Hello Zhenglu,
sorry for the delayed reply. Thank you for your suggestion. I tried using the sg15 pseudopotentials.
The results did not change a lot.
Below I attach the results from the eqp1.dat file
1 0.000000000 0.000000000 0.000000000 16
2 1 91 3.244940409 1.805711202
3 1 92 3.244940409 1.805711202
4 1 93 3.252149038 1.945145039
5 1 94 3.626296896 2.830125163
6 1 95 4.348089923 2.866918157
7 1 96 4.707048836 6.376881094
8 1 97 4.758331077 6.394414272
9 1 98 4.758331077 6.394414272
10 2 91 3.245037157 1.655665112
11 2 92 3.245037157 1.655665112
12 2 93 3.252308614 1.561338626
13 2 94 3.626132654 3.252223212
14 2 95 4.348208997 3.391008373
15 2 96 4.706876003 8.200631631
16 2 97 4.758151807 8.227881337
17 2 98 4.758151807 8.227881337
Again the spin up and spin down energies are different on the GW level.

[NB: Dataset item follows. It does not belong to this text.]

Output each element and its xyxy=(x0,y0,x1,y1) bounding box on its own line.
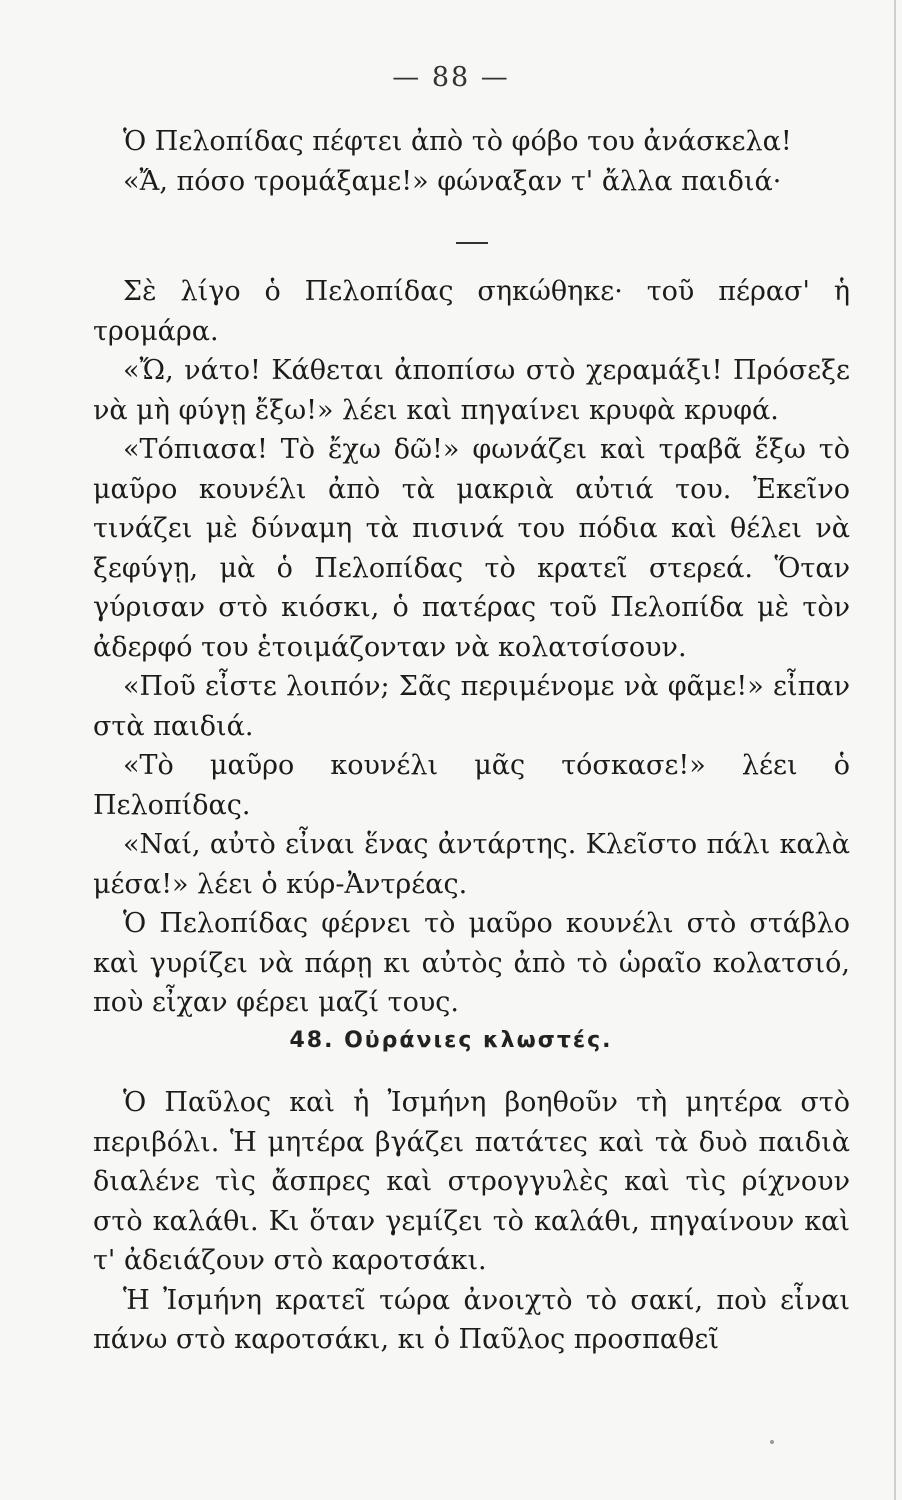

I have thought about this problem and I wanted to share my two working theories to why this might happening. Feel free to comment on them
1) The DFT energies of the spin up and spin down states are the same up to the 4th or 5th decimal place. Since GW is a perturbative method, is it possible that this small difference on the DFT level causes a large difference on the GW level ?
2) The system is not in the correct ground state. I am studying a double perovskite in the Fm3m symmetry group. The conventional unit cell has 40 atoms and the primitive has 10. On the primitive unit cell I can only test a ferromagnetic configuration. To test the antiferromagnetic configuration I used the findsym website to create a 20 atom unit cell for computational convenience. Is it possible that I have to exclusively test the Fm3m conventional unit cell for these calculations because experimentally this is the "correct" ground state ?
In terms of convergence, for epsilon I am using the plasmon pole model, and the dielectric constant is converged within 0.01
Any suggestions would be greatly appreciated.